Before Megan's Law, the federal Jacob Wetterling Act of 1994 required each state to create a registry for sexual offenders and certain other offenses against children.

[4][3] After the high-profile rape and murder of seven-year-old Megan Kanka in Hamilton Township, Mercer County, New Jersey by Jesse Timmendequas, a sex offender with two previous convictions of sex crimes against small children living across the street from Megan, her parents Richard and Maureen Kanka worked to change the law by demanding mandatory community notification of sex offenders, arguing that the registration required under the Jacob Wetterling Act was not a sufficient protection measure.

[3] The New Jersey law became model for federal legislation, introduced in the House of Representatives by Congressman Dick Zimmer.

[6] On May 17, 1996, President Bill Clinton signed federal Megan's Law, an amendment to the Jacob Wetterling Act, that set the guidelines for the state statutes, requiring states to notify the public, although officials could decide how much public notification is necessary, based on the level of danger posed by an offender.

[8][9] International Megan's Law requires the notification to foreign governments when a citizen of the United States who is registered as a sex offender for sexual offense involving a minor is going to be traveling to their country.

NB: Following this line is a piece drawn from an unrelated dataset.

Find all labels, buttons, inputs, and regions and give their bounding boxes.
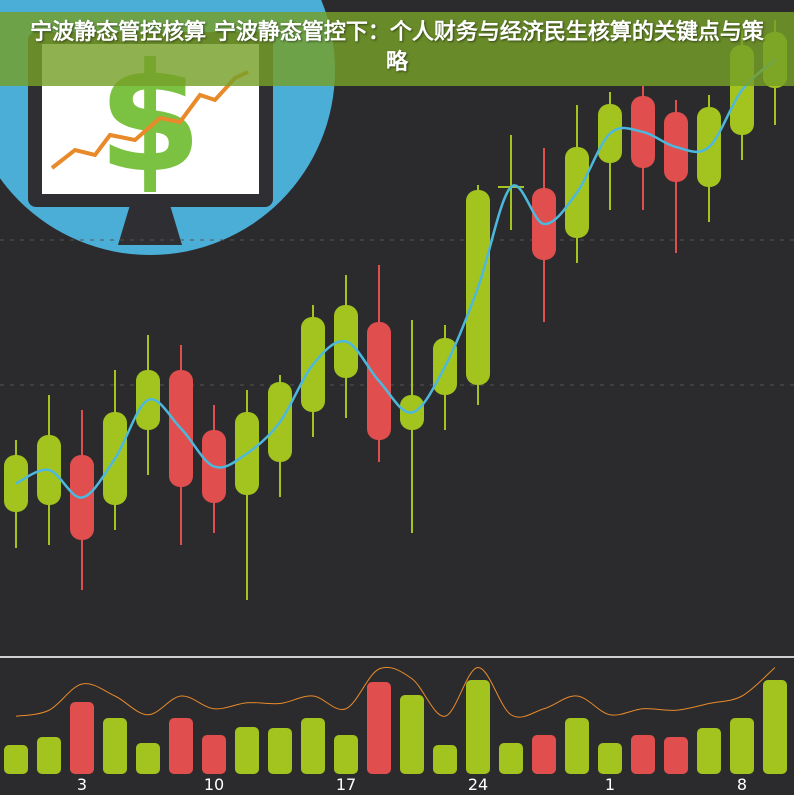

[16] Majority of research results do not find statistically significant shift in sexual offense trends following the implementation of sex offender registration and notification (SORN) regimes.

Treatment professionals such as ATSA criticize the lack of evidence of the laws' effectiveness, the automatic inclusion of offenders on the registry without determining the risk of reoffense (by applying scientifically validated risk assessment tools), the scientifically unsupported popular belief in high recidivism, and the counter-effectiveness of the laws, which can actually undermine, rather than improve public safety by exacerbating factors (e.g. unemployment, instability) that may lead to recidivism.

[30][31] In addition, civil rights and reformist organizations highlight the adverse collateral effects on the family members of registrants, and question the fairness of the registries as indefinite punishment, and when applied to certain offender groups, such as juveniles and young adults engaging in consensual acts.